The following is from Dixon & Mortimer, Permutation Groups, page 74.
A group $S$ is called a section of a group $G$ if for some subgroups $H$ and $K$ of $G$ we have $K \unlhd H$ and $H/K \cong S$. This means that $S$ is the homomorphic image of some subgroup of $G$. Further if $G \le Sym(\Omega)$ and for some subset $\Gamma \subseteq \Omega$ we have $\Gamma^x = \Gamma$ for each $x \in G$, then each element $x \in G$ could be seen as a function from $\Gamma$ to $\Gamma$, denoted by $x^{\Gamma} : \Gamma \to \Gamma$, in that case set $G^{\Gamma} := \{ x^{\Gamma} : x \in G \}$.
Theorem: Suppose that $G$ is a finite primitive subgroup of $Sym(\Omega)$. Let $\alpha \in \Omega$ and let $\Gamma$ be a nontrivial orbit of $G_{\alpha}$. Then every simple section of $G_{\alpha}$ is isomorphic to a section of the group $G_{\alpha}^{\Gamma}$ which $G_{\alpha}$ induces on $\Gamma$. In particular, each composition factor of $G_{\alpha}$ is isomorphic to a section of $G_{\alpha}^{\Gamma}$.

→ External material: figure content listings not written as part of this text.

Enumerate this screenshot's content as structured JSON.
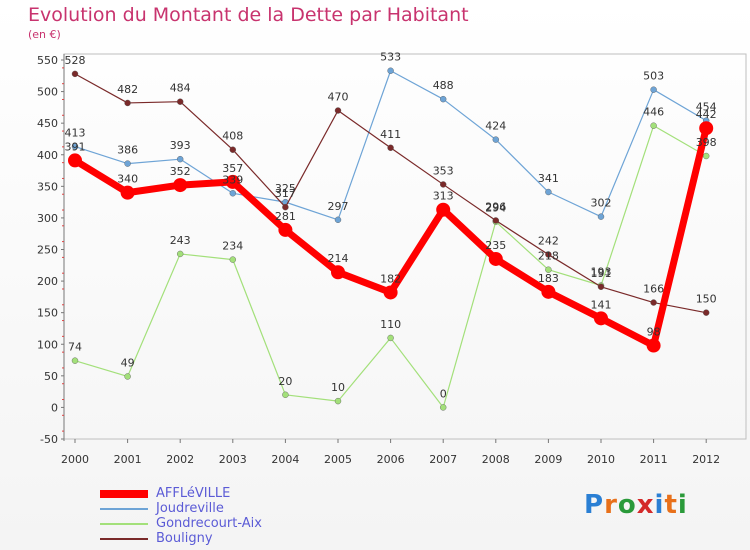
{
  "title": "Evolution du Montant de la Dette par Habitant",
  "subtitle": "(en €)",
  "logo": {
    "text": "Proxiti",
    "letters": [
      {
        "ch": "P",
        "color": "#2a7fd4"
      },
      {
        "ch": "r",
        "color": "#e8701a"
      },
      {
        "ch": "o",
        "color": "#2a9a3a"
      },
      {
        "ch": "x",
        "color": "#d42a2a"
      },
      {
        "ch": "i",
        "color": "#2a7fd4"
      },
      {
        "ch": "t",
        "color": "#e8701a"
      },
      {
        "ch": "i",
        "color": "#2a9a3a"
      }
    ]
  },
  "chart_data": {
    "type": "line",
    "title": "Evolution du Montant de la Dette par Habitant",
    "subtitle": "(en €)",
    "x": [
      "2000",
      "2001",
      "2002",
      "2003",
      "2004",
      "2005",
      "2006",
      "2007",
      "2008",
      "2009",
      "2010",
      "2011",
      "2012"
    ],
    "ylim": [
      -50,
      550
    ],
    "yticks": [
      -50,
      0,
      50,
      100,
      150,
      200,
      250,
      300,
      350,
      400,
      450,
      500,
      550
    ],
    "grid": false,
    "legend_position": "bottom-left",
    "series": [
      {
        "name": "AFFLéVILLE",
        "color": "#ff0000",
        "line_width": 7,
        "marker_radius": 7,
        "values": [
          391,
          340,
          352,
          357,
          281,
          214,
          182,
          313,
          235,
          183,
          141,
          98,
          442
        ],
        "labels": [
          "391",
          "340",
          "352",
          "357",
          "281",
          "214",
          "182",
          "313",
          "235",
          "183",
          "141",
          "98",
          "442"
        ]
      },
      {
        "name": "Joudreville",
        "color": "#6ea4d6",
        "line_width": 1.2,
        "marker_radius": 3,
        "values": [
          413,
          386,
          393,
          339,
          325,
          297,
          533,
          488,
          424,
          341,
          302,
          503,
          454
        ],
        "labels": [
          "413",
          "386",
          "393",
          "339",
          "325",
          "297",
          "533",
          "488",
          "424",
          "341",
          "302",
          "503",
          "454"
        ]
      },
      {
        "name": "Gondrecourt-Aix",
        "color": "#a3e07a",
        "line_width": 1.2,
        "marker_radius": 3,
        "values": [
          74,
          49,
          243,
          234,
          20,
          10,
          110,
          0,
          294,
          218,
          193,
          446,
          398
        ],
        "labels": [
          "74",
          "49",
          "243",
          "234",
          "20",
          "10",
          "110",
          "0",
          "294",
          "218",
          "193",
          "446",
          "398"
        ]
      },
      {
        "name": "Bouligny",
        "color": "#7a2a2a",
        "line_width": 1.2,
        "marker_radius": 3,
        "values": [
          528,
          482,
          484,
          408,
          317,
          470,
          411,
          353,
          296,
          242,
          191,
          166,
          150
        ],
        "labels": [
          "528",
          "482",
          "484",
          "408",
          "317",
          "470",
          "411",
          "353",
          "296",
          "242",
          "191",
          "166",
          "150"
        ]
      }
    ]
  }
}
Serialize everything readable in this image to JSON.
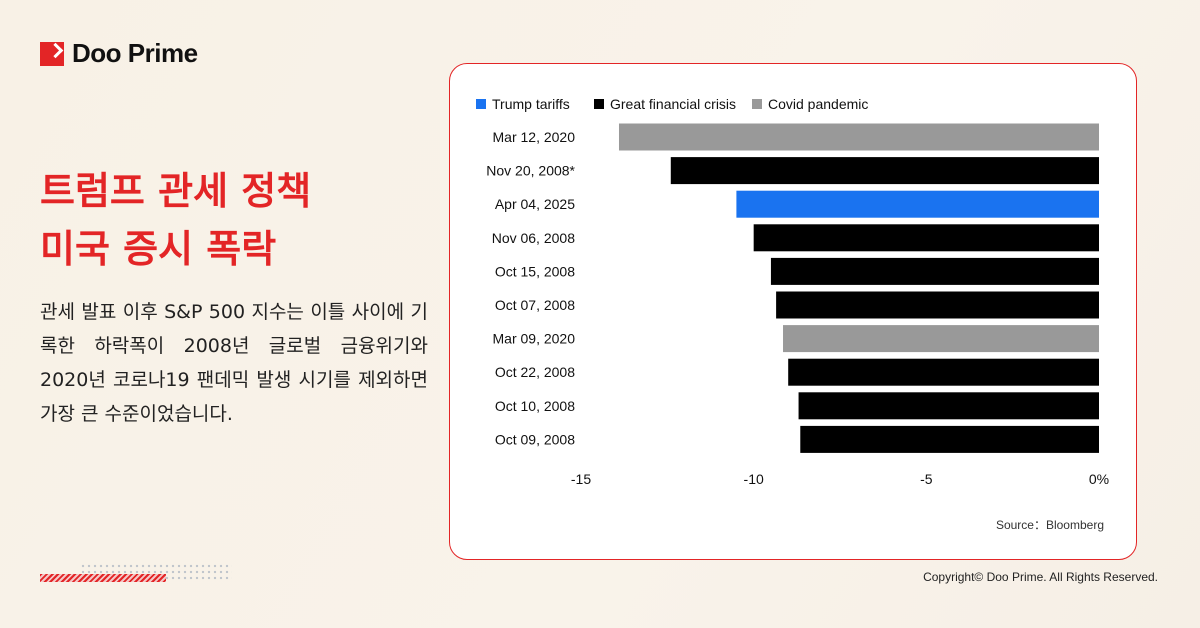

In the book the following corollary of noted:
Corollary: If $G$ is a finite, nonregular, primitive group and $\Gamma \ne \{\alpha\}$ is an orbit of a point stabilizer $G_{\alpha}$, then:
(i) each prime dividing $|G_{\alpha}|$ divides $|G_{\alpha}^{\Gamma}|$,
(ii) $G_{\alpha}$ is solvable whenever $G_{\alpha}^{\Gamma}$ is solvable.
For (i) if $p$ divides $|G_{\alpha}|$, then there exists an element $x$ of order $p$, set $H = \langle x \rangle$. This is a section of itself by the trivial group $K = 1$, and it is simple. Hence it is isomorphic to a section of $G_{\alpha}^{\Gamma}$, let $H', K' \le G_{\alpha}^{\Gamma}$ be such that $K' \unlhd H'$ and $H'/K' \cong H$. Then as $p$ equals the index of $K'$ in $H'$ it must divide $|H'|$, hence it must also divide the order $G_{\alpha}^{\Gamma}$.
But why does (ii) holds? It might be simple but I do not see it...
If $G_{\alpha}^{\Gamma}$ is solvable, then all it's subgroup or quotient group are solvable.
Since there is a lemma showing that every simple solvable group must be abelian, so every simple section of $G_{\alpha}^{\Gamma}$ is an abelian group.
Moreover, every simple sections of $G_{\alpha}$ must be abelian, since it's isomorphic to a simple section of $G_{\alpha}^{\Gamma}$.
In particular, every composition factor of $G_{\alpha}$ is an abelian group, which implies that every composition sequence of $G_{\alpha}$ is a sub-normal sequence of $G_{\alpha}$ with the property that every factor group is abelian. By the equivalent condition of solvable group, we know that $G_{\alpha}$ is solvable.